As Greenleaf observed: “Awareness is not a giver of solace; it is just the opposite. It is a disturber and an awakener. Able leaders are usually sharply awake and reasonably alert. They do not seek solace. They have their own inner serenity.” Everything should be directed toward fulfilling awareness of personal responsibility. In no way should they be seduced by the world’s charms and life’s attraction’s. Gulen understands the issues and prevailing conditions as they actually are, and is aware of all advantages and disadvantages. His messages and demands do not contradict reality. His students also indicated that he produces intuitive insights in the future when needed, and his doors of perception are open wide.

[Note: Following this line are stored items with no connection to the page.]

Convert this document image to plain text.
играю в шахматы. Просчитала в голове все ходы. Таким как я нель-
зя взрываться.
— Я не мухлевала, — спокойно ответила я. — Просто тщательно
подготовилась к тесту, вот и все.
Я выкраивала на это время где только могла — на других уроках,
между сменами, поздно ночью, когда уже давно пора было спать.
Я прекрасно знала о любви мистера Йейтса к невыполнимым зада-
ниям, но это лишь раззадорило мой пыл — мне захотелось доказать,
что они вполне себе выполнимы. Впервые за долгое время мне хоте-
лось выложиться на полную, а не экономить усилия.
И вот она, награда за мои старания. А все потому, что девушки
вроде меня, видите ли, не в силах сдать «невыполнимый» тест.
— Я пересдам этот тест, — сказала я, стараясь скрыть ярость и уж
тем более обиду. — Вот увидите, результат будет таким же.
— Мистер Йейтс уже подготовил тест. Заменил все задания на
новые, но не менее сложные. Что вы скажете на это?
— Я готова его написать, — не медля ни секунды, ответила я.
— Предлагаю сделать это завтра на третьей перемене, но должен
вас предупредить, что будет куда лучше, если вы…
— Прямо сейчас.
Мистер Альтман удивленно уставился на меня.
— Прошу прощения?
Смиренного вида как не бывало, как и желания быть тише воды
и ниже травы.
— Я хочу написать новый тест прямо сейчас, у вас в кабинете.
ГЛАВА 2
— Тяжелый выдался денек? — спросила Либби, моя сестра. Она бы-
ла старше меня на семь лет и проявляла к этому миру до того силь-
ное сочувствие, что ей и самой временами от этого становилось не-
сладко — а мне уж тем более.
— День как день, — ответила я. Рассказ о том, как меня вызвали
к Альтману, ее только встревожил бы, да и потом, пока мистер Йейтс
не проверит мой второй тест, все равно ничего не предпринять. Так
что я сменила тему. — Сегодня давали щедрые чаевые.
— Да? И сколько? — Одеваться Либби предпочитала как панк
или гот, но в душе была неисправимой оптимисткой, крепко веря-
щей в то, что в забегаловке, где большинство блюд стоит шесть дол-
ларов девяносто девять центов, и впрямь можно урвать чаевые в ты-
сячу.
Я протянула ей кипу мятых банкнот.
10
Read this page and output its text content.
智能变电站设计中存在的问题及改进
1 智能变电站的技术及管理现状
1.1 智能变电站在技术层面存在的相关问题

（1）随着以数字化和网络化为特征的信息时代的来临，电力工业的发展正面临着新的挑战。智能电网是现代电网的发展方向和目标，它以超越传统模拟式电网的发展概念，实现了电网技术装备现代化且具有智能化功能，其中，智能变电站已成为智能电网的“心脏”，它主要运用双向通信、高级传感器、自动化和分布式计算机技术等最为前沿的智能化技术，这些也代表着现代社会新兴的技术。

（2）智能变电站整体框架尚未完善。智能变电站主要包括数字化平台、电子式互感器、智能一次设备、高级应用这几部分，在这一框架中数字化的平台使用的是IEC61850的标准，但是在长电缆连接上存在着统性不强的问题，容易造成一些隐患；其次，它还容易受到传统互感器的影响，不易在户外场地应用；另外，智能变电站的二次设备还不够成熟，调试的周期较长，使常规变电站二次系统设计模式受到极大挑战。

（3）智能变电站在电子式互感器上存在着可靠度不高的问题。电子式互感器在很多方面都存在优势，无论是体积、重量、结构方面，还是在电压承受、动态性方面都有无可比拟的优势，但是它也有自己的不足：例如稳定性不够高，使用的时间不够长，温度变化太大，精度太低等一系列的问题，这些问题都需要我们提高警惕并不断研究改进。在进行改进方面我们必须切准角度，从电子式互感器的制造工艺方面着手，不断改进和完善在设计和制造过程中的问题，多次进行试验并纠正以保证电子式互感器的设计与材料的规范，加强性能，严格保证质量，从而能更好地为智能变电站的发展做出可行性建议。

Gulen is reliant on persuasion and absolute belief in his message, rather than on positional authority, when making decisions within his community. He seeks to convince others, rather than coerce compliance, and is effective at building consensus within groups, and promotes a sincere dialogue among cultures, religions and civilizations. Gulen has stated that in the modern world the only way to get others to accept your ideas is by persuasion. This massage comes to the fore both in his sermons as a emeritus preacher and in his activities. This principle is originated with Fethullah Gulen’s influential mentor: Bediaüzzaman Said Nursi (1876-1960). Fethullah Gulen frequently cited the following from Nursi:
“Victory with civilized persons is won through persuasion”.
In this respect, Fethullah Gulen can be characterized as a person with a high level of persuasion. His followers emphasized that his conviction has never faltered, and that he never renounced his mission. Persuasion is, according to respondents, also related to Fethullah Gulen’s personal courage. Even if left alone, he has enough courage to persevere and to resist all the difficulties he might encounter. Fethullah Gulen shows great confidence in his followers is very persuasive and is very proficient in his use of body and verbal language. Fethullah Gulen also makes effective use of storytelling, including the use of symbolism and metaphor in order to motivate his audience. We observe in his speeches and sermons that he frequently used stories about the Companions of the Prophet Mohammed in order to motivate his audience.